PAT FENLON was back in Dalymount Park over the weekend.
Not to clear out his desk and hand in his letter of resignation, as had been predicted, but instead to begin the groundwork for pre-season training, which starts for the current League of Ireland champions next Friday morning.
Fenlon reported to the club's home ground to ensure that training kit and other matters would be ready for the squad when they return for duty on Friday.
Fenlon insisted that he was not planning to resign and walk away from the club in the hope that his departure from Bohs would reignite his chances of taking the job at Dundee United, who backed away from their bid to bring in Fenlon as manager when their offer of compensation fell short of the €200,000 minimum demanded by the Dublin club.
There had been speculation that Fenlon would consider quitting, on the grounds that Bohs had breached his contract by non-payment of bonuses for winning the last two league titles, and then take up the job in Scotland.
Knowing that neither club would really want to go through a legal battle, there was some talk that this option could secure Fenlon his dream job in the SPL.
Dundee United have said from the start of negotiations that they would not take on Fenlon through the 'back door' and would only bring him in as manager if everything was agreed with Bohs, the Tannadice club needing stability following Craig Levein's defection to the SFA, not a lengthy and costly legal battle to determine whether Fenlon was a free agent or not.
But Fenlon has stressed that he will not be taking that course of action and he was due back at work as Bohs manager this morning.
"I said I would only go to Dundee on the basis that everything to do with the deal was right for all parties and unfortunately it hasn't worked out like that," Fenlon said.
"When the opportunity came to speak to Dundee United, it was too good not to take a look at. When I went over there to meet them, I found it to be a good club with very good people in charge.
"I had a look at the facilities; I was impressed with everything to do with the job so I was interested in the job.
"But as I said, everything had to be right for it to happen and it hasn't, so I will be back working for Bohemians for our pre- season plans," he added. "I have always enjoyed working with Bohs and I will be getting on with the job.

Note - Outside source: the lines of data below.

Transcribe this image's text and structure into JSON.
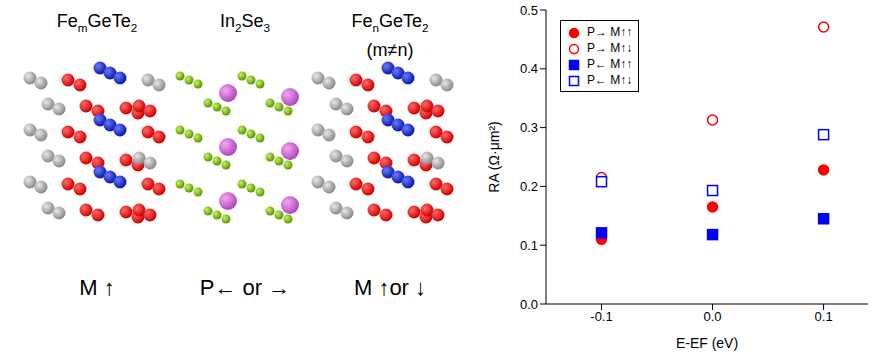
{
  "diagram": {
    "panels": [
      {
        "title": "FemGeTe2",
        "label": "M ↑"
      },
      {
        "title": "In2Se3",
        "label": "P← or →"
      },
      {
        "title": "FenGeTe2",
        "subtitle": "(m≠n)",
        "label": "M ↑or ↓"
      }
    ]
  },
  "chart_data": {
    "type": "scatter",
    "x_label": "E-EF (eV)",
    "y_label": "RA (Ω·μm²)",
    "xlim": [
      -0.15,
      0.14
    ],
    "xticks": [
      -0.1,
      {
        "value": 0,
        "label": "0.0"
      },
      0.1
    ],
    "ylim": [
      0,
      0.5
    ],
    "yticks": [
      {
        "value": 0,
        "label": "0.0"
      },
      0.1,
      0.2,
      0.3,
      0.4,
      0.5
    ],
    "legend": "upper left",
    "x": [
      -0.1,
      0,
      0.1
    ],
    "series": [
      {
        "name": "P→ M↑↑",
        "color": "#ff0000",
        "marker": "filled_circle",
        "values": [
          0.11,
          0.165,
          0.228
        ]
      },
      {
        "name": "P→ M↑↓",
        "color": "#ff0000",
        "marker": "open_circle",
        "values": [
          0.215,
          0.313,
          0.471
        ]
      },
      {
        "name": "P← M↑↑",
        "color": "#0000ff",
        "marker": "filled_square",
        "values": [
          0.121,
          0.118,
          0.145
        ]
      },
      {
        "name": "P← M↑↓",
        "color": "#0000ff",
        "marker": "open_square",
        "values": [
          0.208,
          0.193,
          0.288
        ]
      }
    ]
  }
}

While I didn't seek to leave Bohs, it's true that when the opportunity at Dundee United came along I was interested, but it's not to be now."

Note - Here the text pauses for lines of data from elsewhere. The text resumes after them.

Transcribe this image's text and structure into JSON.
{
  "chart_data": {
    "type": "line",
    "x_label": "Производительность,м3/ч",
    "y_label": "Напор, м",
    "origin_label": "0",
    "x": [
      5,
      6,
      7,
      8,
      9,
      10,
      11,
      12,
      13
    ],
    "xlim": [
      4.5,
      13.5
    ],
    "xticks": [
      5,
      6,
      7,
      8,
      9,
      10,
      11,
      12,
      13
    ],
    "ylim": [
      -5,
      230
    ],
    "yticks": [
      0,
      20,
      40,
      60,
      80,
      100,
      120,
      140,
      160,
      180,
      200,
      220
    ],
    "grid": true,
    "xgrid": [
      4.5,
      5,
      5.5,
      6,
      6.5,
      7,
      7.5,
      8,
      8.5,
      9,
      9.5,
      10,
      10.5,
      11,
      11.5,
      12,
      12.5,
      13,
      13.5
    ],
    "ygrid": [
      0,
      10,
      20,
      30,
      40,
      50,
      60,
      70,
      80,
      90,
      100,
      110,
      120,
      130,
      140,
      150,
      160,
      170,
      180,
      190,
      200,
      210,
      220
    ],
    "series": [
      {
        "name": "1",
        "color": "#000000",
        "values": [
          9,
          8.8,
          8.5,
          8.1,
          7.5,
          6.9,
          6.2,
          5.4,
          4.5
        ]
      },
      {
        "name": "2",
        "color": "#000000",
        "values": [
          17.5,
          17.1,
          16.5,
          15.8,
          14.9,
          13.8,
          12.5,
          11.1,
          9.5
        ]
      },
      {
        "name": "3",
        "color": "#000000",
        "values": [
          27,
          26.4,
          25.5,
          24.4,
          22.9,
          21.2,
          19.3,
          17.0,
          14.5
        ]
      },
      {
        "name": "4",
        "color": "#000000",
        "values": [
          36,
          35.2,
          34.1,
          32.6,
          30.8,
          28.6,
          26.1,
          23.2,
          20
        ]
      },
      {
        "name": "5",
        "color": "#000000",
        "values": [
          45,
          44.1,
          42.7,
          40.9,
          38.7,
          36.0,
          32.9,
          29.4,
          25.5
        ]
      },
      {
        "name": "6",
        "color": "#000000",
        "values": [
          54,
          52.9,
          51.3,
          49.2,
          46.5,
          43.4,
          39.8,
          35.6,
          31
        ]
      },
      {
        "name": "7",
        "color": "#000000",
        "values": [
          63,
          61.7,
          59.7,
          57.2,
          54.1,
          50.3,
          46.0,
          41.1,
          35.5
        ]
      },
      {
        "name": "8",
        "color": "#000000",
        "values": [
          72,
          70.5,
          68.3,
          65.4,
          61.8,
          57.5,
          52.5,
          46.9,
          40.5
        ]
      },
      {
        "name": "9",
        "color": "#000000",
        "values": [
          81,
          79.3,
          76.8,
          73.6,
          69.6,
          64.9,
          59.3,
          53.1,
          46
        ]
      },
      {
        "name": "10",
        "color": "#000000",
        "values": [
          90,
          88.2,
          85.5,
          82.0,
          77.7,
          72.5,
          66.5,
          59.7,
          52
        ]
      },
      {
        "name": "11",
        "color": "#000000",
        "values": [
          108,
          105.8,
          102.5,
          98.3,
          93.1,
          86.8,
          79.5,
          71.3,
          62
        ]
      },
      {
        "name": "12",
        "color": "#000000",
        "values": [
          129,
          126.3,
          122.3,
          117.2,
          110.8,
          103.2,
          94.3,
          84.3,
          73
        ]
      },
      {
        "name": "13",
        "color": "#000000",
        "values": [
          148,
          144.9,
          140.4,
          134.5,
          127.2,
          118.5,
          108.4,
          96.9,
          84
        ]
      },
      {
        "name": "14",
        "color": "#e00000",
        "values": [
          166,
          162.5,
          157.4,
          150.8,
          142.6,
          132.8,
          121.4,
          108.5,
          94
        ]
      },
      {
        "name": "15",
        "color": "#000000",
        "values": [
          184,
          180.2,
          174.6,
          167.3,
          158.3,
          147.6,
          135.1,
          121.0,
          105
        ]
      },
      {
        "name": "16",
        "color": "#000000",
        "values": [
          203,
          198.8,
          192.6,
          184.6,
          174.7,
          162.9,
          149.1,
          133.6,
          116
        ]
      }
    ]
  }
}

After one of the most topsy-turvy weeks of his 22-year-long career in professional football, which began with a sojourn as a trainee with Chelsea back in the 1980s, the exit door to Scotland, and a contract as manager of SPL side Dundee United, was finally closed off on Friday evening when the Tannadice club announced that they had called off their week-long chase for Fenlon as the man they wanted to succeed Levein as team manager.

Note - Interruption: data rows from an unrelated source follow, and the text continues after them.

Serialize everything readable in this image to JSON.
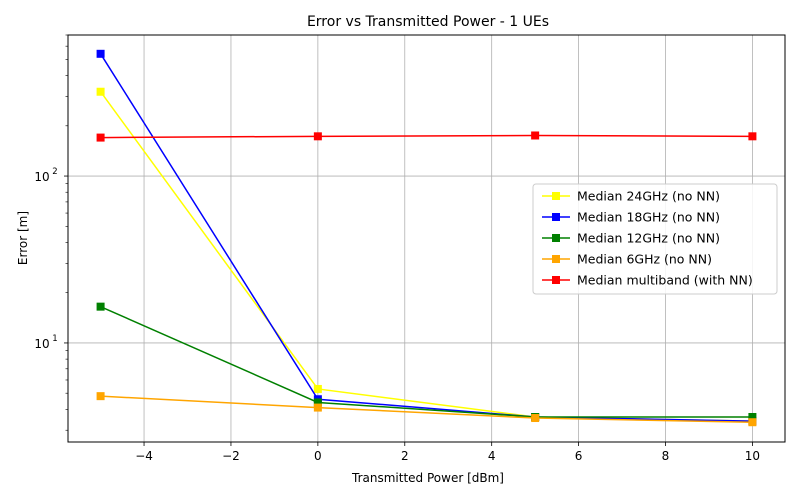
{
  "chart_data": {
    "type": "line",
    "title": "Error vs Transmitted Power - 1 UEs",
    "xlabel": "Transmitted Power [dBm]",
    "ylabel": "Error [m]",
    "x": [
      -5,
      0,
      5,
      10
    ],
    "xlim": [
      -5.75,
      10.75
    ],
    "ylim": [
      2.55,
      700
    ],
    "yscale": "log",
    "grid": true,
    "legend_position": "center-right",
    "x_ticks": [
      -4,
      -2,
      0,
      2,
      4,
      6,
      8,
      10
    ],
    "x_tick_labels": [
      "−4",
      "−2",
      "0",
      "2",
      "4",
      "6",
      "8",
      "10"
    ],
    "y_major_ticks": [
      10,
      100
    ],
    "y_major_tick_labels": [
      "10",
      "2"
    ],
    "y_tick_exponents": [
      "1",
      "2"
    ],
    "series": [
      {
        "name": "Median 24GHz (no NN)",
        "color": "#ffff00",
        "marker": "square",
        "values": [
          320,
          5.3,
          3.6,
          3.4
        ]
      },
      {
        "name": "Median 18GHz (no NN)",
        "color": "#0000ff",
        "marker": "square",
        "values": [
          540,
          4.6,
          3.6,
          3.4
        ]
      },
      {
        "name": "Median 12GHz (no NN)",
        "color": "#008000",
        "marker": "square",
        "values": [
          16.5,
          4.4,
          3.6,
          3.6
        ]
      },
      {
        "name": "Median 6GHz (no NN)",
        "color": "#ffa500",
        "marker": "square",
        "values": [
          4.8,
          4.1,
          3.55,
          3.35
        ]
      },
      {
        "name": "Median multiband (with NN)",
        "color": "#ff0000",
        "marker": "square",
        "values": [
          170,
          173,
          175,
          173
        ]
      }
    ]
  }
}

Weekend speculation suggested that Fenlon would take the matter to another level by resigning, to see if Bohs -- who have had costly legal defeats over matters relating to the departure of previous managers -- had the stomach for a battle through the courts.
He opted to stay put and put aside his disappointment at losing out on the job in Scotland, but it may take some time for the anger and disappointment which Fenlon feels to dissipate, though the prospect of putting talk of contracts, lawyers and compensation aside and getting back to the training ground with his players, to whom Fenlon feels deeply loyal, will appeal strongly to the 40-year-old.
Relations with sections of the Bohs board are strained and will be for some time, as a lot of harsh words were spoken in the past week.
There isn't even the distraction of a big Dublin derby or an important cup game to get everyone at the club to unite, as the new league season does not kick off until March.
Bohs' first official fixture for 2010 is a Setanta Cup game at Coleraine on February 26 but, given Derry City's difficulties, it's uncertain if the competition will even be revived for the second half of the season.
But Fenlon and the board do need to put any differences aside and put on a brave face. Bohs were due to go before an FAI committee this morning to have their budget for the 2010 season approved.
Fenlon was due to sit in on that meeting as his presence, as one of the most successful managers in Irish football history, is key to the club's budgetary plans for the new year. Bohs make a case for inclusion of prize money as income for their budget on the basis that they won the league for the past two seasons and, realistically, only see one club (Shamrock Rovers) as challengers for next season.
That meeting has been postponed for a week, but Bohs need to smooth over relations with their manager before then if they are to put a united front at the FAI.
This is especially the case as many within the club feel that Abbotstown is now a "cold place" for Bohemians for various reasons, including Fenlon's own public criticisms of the FAI hierarchy over matters such as the exclusion of Bohs players from the international squad (before Brian Murphy was called in late last year) and the non-attendance of Giovanni Trapattoni and his management team at LOI matches.
So it's back to work for Fenlon and Bohs, and back to the back-up list of managers for Dundee United.
The controversy has not harmed Fenlon, as his name is now even better known across the water and it's only a matter of time before Bohs, and the LOI, lose him to a foreign club.